呀呀还小,他不懂事,只知道外面那个叔叔认识爸爸,但老妈不是小孩子,她只需要看一眼,听完呀呀的话就能知道外面这人和陈越有过什么关系。
陈越不想解释。
他看向陆鸣,轻声开口:“你说你想跟我有个家,可我不想了。”
陈越神色平淡,语气也平稳,面无表情地说着令陆鸣无比难过的话,他说:“我会在这里听你说这些话只是因为我想跟你说清楚,我们已经结束了,不管你和文希有没有在一起,不管你是不是因为我的安危不得已才做那些事说那些话来欺骗我,你有什么理由有什么苦衷都好,我都不关心,也不在意了。”

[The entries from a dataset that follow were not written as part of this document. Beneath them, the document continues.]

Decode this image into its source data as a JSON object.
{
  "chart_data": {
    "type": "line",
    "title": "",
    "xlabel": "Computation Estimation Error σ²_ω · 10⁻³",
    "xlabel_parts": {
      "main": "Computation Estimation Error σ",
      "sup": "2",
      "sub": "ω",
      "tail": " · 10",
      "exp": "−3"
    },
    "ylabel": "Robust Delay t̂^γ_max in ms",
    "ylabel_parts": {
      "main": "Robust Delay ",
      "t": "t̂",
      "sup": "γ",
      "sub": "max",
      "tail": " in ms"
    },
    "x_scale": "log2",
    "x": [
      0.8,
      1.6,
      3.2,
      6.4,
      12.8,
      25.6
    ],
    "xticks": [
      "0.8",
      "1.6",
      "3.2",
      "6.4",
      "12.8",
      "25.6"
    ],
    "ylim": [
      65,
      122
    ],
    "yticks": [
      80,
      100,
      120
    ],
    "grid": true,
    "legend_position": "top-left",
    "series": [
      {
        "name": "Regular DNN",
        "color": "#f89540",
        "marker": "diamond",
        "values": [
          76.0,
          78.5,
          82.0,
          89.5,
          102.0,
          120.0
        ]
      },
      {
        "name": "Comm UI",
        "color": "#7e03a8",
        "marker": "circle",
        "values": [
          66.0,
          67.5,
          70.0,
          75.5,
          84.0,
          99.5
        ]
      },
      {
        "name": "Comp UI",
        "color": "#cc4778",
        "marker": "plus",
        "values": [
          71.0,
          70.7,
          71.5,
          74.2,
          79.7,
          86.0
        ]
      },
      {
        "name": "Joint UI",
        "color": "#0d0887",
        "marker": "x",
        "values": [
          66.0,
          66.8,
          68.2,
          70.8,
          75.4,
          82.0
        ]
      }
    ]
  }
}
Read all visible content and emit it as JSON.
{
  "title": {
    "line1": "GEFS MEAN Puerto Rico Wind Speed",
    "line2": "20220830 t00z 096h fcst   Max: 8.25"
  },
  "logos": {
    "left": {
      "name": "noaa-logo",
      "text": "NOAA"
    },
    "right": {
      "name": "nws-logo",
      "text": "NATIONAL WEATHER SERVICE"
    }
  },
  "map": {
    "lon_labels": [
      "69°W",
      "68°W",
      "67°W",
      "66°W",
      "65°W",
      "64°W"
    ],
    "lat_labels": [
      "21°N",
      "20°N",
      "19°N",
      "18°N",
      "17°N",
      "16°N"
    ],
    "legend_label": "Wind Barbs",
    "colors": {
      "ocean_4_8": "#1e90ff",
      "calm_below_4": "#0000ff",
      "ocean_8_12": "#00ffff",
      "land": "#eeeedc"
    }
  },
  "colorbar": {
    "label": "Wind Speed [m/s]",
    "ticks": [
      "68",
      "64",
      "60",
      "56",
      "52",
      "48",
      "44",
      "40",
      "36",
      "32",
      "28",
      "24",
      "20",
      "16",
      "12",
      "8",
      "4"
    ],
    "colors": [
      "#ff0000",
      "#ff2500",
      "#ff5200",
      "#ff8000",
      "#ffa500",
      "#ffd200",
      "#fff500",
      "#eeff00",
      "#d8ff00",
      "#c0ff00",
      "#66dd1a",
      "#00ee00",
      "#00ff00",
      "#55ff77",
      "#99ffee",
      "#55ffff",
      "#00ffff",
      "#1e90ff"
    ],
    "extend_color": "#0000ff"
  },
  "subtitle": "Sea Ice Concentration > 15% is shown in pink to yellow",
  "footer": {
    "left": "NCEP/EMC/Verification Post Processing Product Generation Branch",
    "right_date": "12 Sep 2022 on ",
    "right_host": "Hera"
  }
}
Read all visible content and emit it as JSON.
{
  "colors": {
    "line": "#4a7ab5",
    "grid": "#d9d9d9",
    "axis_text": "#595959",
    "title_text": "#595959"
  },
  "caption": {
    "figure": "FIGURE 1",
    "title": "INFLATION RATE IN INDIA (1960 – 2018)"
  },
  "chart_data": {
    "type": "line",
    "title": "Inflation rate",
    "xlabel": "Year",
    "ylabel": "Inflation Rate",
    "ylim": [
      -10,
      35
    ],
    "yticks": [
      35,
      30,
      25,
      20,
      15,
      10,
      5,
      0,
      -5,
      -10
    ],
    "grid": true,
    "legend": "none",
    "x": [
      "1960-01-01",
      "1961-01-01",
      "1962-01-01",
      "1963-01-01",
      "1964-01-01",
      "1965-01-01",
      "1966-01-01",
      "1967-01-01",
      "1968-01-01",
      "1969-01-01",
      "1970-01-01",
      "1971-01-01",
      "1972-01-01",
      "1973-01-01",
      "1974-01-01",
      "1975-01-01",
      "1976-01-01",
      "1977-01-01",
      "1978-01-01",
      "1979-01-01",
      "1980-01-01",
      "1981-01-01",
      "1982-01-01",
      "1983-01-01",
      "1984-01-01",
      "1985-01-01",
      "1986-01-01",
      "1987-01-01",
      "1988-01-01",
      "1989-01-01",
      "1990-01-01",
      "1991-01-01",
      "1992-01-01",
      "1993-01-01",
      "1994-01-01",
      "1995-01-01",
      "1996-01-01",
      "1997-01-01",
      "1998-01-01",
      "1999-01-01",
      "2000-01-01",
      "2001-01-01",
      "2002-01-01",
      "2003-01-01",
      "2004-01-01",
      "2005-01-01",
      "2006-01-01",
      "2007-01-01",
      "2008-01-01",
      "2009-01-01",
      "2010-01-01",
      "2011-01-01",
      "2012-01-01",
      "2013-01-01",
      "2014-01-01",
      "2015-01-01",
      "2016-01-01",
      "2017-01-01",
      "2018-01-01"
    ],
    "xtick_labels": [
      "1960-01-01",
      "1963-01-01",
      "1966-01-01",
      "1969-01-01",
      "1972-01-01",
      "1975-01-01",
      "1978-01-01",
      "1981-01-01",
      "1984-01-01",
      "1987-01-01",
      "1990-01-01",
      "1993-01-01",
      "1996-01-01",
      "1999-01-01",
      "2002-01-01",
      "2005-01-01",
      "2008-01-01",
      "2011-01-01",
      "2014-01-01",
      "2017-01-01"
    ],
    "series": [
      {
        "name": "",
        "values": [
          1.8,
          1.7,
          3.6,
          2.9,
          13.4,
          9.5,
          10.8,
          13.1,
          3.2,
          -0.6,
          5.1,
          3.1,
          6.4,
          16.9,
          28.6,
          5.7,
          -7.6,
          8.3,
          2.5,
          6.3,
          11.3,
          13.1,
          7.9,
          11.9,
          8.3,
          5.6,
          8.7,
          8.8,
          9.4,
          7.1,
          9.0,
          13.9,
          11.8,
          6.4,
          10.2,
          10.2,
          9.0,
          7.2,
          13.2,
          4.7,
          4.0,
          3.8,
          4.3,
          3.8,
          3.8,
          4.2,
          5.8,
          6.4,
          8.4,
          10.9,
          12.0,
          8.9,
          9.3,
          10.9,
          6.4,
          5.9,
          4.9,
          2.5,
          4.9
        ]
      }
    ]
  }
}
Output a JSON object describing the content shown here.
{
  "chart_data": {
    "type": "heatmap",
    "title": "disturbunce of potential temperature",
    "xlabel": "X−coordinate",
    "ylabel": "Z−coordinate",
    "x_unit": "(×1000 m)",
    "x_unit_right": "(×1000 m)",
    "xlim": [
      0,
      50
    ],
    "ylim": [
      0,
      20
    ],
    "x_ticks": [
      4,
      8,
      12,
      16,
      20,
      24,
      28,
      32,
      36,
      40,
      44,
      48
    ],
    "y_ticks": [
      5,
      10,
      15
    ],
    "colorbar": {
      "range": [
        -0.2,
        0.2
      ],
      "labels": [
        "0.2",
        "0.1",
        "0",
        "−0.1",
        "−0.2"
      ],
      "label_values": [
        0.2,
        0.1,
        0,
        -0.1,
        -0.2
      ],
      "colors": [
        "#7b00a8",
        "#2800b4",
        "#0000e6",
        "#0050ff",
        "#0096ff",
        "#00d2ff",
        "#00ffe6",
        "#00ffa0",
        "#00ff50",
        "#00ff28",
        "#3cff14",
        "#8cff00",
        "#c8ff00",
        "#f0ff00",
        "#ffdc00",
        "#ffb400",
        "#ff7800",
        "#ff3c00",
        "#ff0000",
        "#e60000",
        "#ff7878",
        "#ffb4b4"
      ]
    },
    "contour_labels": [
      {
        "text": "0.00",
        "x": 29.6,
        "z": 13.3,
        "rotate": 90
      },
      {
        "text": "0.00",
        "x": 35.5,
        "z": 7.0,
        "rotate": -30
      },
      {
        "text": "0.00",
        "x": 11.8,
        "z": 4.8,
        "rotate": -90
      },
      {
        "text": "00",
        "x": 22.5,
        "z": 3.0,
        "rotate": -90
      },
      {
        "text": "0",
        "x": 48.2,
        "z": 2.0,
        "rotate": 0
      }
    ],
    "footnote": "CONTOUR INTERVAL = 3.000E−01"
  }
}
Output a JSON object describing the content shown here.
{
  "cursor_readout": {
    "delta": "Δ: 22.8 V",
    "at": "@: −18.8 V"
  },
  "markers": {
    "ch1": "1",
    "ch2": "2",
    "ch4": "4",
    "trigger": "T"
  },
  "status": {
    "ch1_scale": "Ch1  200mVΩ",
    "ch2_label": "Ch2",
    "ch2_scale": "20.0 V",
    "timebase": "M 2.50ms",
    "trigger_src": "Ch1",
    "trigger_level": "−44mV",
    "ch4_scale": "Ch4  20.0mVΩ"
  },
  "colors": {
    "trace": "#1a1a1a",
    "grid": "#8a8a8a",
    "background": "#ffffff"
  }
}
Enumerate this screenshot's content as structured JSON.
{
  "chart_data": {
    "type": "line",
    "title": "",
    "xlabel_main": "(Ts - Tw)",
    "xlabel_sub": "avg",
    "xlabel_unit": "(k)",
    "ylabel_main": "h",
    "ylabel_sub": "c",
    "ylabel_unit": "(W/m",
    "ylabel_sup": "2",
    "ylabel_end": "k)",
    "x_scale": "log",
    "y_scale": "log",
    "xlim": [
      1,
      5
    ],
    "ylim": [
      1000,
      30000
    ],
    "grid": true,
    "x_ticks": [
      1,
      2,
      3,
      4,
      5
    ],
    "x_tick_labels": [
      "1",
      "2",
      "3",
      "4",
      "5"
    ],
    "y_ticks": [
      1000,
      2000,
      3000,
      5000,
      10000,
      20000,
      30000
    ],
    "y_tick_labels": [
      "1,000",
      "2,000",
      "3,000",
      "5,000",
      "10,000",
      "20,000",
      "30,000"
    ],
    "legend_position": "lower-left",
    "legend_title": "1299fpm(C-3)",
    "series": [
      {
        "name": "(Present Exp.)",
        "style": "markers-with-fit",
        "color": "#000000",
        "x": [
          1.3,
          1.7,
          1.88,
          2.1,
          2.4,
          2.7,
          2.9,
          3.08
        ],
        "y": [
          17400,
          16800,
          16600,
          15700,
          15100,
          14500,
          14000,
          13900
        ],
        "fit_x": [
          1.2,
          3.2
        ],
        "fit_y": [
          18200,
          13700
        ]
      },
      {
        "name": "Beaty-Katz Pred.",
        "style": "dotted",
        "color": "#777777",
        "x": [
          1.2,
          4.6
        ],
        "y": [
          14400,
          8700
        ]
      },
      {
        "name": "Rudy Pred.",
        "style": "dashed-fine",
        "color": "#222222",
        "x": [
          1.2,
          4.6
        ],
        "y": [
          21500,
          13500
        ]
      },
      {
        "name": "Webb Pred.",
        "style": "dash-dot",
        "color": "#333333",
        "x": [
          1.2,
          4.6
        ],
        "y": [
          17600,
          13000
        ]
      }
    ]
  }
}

“陆鸣,你或许不是出于自愿,可我受到的伤害是实质性的。”
陈越低头掀开衣服下摆,露出那条因车祸而留下来的难看的疤:“我这辈子都忘不了那种起死回生的感觉,也忘不了我妈看见我身上的疤痕在夜里偷偷哭泣的哽咽声,我好不容易活过来了,你别再来让我难受了,行不行?”
路灯昏暗的光打在陈越身上,哪怕天色黑暗看不清明,陆鸣也能瞧见他皮肤留下来的疤。
陈越把无论什么时候都要藏起来的伤口摊开暴露在陆鸣眼前。
陆鸣怔在原地,擡了两次的手还是放下去。
陈越放下衣摆,继续说道:“你讨厌藕断丝连,讨厌别人纠缠你,这话你向谈月说过,现在我把这句你说过的话说给你听,我们就好聚好散吧。”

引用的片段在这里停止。